True, it was a great business in its day. In the half century after it was founded in Soho in 1965, it introduced the concept of casual dining – smart, reasonably priced, stylish, reliable restaurants on the High Street – to Britain. It was a pioneer, which showed a post-war boiled potatoes and pork chops country that good Italian food could be served in an attractive atmosphere just about anywhere and money could be made from it. Without it, all of our culinary experiences would have been far poorer.
And yet the reality is that Pizza Express is also a hollowed out shell of a company. Over the last twenty years it has been swapped between private equity houses and loaded up with mountains of debt. It was floated on the stock market in 1993, taken over by an investment firm, then re-floated, and then passed from one private equity house to another until its current owner, China’s Hony Capital, bought it for £900 million in 2014. Each time it switched from one anonymous group of financiers to another it lost a little more of its soul until there was not very much left.

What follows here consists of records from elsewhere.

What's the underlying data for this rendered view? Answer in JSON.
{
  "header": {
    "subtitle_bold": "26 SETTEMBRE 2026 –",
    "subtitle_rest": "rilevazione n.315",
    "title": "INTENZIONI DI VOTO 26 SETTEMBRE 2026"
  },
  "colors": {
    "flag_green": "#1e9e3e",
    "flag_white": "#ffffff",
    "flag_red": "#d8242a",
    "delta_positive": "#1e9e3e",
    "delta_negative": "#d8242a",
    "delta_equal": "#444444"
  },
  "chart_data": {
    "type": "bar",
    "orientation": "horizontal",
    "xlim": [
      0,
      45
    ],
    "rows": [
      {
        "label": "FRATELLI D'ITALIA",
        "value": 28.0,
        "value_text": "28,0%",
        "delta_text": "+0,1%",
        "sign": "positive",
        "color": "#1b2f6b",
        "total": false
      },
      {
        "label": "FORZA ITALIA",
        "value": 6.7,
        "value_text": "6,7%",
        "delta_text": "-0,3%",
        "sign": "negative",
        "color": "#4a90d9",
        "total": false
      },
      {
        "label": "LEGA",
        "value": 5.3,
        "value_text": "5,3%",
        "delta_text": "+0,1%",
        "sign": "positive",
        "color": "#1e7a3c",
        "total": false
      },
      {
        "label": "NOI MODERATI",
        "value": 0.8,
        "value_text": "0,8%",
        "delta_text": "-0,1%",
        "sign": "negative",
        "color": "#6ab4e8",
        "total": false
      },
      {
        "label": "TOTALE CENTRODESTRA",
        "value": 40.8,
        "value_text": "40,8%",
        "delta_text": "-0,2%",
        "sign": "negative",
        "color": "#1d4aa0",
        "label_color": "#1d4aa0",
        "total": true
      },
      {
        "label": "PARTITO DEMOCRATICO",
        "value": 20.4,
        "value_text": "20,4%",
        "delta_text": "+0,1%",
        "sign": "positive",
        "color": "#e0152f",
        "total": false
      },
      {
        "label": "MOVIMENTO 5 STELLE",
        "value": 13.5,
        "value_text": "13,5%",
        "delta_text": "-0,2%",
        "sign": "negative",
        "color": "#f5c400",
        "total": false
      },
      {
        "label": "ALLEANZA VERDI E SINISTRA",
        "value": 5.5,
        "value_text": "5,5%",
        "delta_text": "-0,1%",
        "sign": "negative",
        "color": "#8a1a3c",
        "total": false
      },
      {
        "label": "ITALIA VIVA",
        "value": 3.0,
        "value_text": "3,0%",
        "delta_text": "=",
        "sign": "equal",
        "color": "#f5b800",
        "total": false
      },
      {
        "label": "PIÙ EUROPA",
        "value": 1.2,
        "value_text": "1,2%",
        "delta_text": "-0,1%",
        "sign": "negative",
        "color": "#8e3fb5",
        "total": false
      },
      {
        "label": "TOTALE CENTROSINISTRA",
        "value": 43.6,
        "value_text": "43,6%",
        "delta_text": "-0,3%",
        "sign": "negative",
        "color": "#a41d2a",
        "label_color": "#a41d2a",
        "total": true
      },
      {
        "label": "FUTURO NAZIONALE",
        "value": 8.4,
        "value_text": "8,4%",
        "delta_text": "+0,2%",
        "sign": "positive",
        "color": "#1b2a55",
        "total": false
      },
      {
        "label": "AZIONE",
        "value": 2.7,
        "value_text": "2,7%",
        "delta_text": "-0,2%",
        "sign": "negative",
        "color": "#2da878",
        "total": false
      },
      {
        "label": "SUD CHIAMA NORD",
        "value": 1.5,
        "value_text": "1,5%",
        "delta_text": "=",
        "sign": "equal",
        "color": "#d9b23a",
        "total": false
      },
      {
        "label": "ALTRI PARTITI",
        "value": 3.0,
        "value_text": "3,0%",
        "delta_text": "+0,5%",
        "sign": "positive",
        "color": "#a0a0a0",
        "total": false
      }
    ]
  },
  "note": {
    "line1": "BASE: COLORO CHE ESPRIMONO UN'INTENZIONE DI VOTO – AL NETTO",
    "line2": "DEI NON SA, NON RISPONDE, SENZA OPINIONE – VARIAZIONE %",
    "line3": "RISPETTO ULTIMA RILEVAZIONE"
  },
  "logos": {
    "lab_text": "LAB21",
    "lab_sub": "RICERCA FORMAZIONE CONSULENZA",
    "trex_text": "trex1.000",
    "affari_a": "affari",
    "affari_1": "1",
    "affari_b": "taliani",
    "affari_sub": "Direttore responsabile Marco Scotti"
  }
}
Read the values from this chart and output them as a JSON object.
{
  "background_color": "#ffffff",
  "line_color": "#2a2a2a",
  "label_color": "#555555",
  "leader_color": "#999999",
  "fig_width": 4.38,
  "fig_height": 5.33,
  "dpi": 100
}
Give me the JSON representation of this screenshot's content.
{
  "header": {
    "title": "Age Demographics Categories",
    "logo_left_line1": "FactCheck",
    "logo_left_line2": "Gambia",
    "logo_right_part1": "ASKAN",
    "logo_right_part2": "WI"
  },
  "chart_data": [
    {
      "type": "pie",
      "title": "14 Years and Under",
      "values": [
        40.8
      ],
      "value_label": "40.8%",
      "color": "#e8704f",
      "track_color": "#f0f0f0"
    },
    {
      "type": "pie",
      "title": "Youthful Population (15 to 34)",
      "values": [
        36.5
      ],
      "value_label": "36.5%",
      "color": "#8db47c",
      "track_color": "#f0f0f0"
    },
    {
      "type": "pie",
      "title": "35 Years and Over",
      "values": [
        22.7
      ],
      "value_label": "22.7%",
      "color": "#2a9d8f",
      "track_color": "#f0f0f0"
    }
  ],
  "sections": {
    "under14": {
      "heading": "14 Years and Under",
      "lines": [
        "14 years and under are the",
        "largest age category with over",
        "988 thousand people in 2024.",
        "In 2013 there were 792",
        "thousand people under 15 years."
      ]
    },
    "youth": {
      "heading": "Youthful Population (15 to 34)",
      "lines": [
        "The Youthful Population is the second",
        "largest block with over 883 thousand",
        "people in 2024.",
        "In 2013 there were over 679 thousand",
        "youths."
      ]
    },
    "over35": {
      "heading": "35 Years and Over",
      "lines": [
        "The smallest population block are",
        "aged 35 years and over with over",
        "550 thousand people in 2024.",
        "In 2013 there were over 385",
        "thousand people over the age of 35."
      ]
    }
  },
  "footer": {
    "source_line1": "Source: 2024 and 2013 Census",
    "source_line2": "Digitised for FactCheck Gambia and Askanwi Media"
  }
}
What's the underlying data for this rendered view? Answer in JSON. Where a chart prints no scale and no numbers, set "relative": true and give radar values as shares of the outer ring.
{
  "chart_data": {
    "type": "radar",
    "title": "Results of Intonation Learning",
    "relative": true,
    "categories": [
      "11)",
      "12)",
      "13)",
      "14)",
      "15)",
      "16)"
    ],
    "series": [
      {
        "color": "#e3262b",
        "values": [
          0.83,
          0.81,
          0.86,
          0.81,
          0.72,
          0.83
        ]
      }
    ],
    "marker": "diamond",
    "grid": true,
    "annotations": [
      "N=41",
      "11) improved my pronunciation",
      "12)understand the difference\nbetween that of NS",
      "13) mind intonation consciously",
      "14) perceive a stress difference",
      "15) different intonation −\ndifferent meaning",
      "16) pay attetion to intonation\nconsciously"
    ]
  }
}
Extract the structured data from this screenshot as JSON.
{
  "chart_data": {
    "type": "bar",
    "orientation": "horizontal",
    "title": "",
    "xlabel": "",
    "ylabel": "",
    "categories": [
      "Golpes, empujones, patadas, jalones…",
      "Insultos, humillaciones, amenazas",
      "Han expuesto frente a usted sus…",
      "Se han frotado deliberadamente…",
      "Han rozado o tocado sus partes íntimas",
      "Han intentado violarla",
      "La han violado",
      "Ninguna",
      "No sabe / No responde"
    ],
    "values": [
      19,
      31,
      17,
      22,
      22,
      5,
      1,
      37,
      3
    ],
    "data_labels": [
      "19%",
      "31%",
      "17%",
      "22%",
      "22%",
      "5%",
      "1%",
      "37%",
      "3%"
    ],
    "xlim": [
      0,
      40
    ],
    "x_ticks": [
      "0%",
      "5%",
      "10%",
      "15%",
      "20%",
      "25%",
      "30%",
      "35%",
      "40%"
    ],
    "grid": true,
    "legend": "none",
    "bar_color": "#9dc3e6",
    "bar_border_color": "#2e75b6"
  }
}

It is a long time since it innovated on anything. The pizzas seemed smaller and smaller (a typical private equity trick) the premises started to look slightly run down and the menus hardly changed from year to year. In the meantime, the companies it inspired raced past it. There are far better-run chains out there and thousands of artisan restaurants have opened up around the country. And there are dozens of more imaginative, stylish casual dining chains such as Nando’s or Chiquito. We can choose from Mexican, Asian-fusion, Thai, Lebanese or Chinese, or some combination of them all. With so much choice, there was nothing special about Pizza Express anymore.
There is nothing unusual about that. Capitalism advances through creative destruction.
In its pomp, Pizza Express helped turn the British restaurant trade upside down and introduced us to a whole new way of eating. That is what entrepreneurs do. But after half a century, it is about as stale as month-old dough ball. So we could do without the crocodile tears.
It remains to be seen what happens to Pizza Express. If it can find a way to restructure its debts, then great. It might even have some money to freshen up its menu and premises. But if it goes down it will only be the Chinese private equity owners who really suffers. No one else needs to mind very much.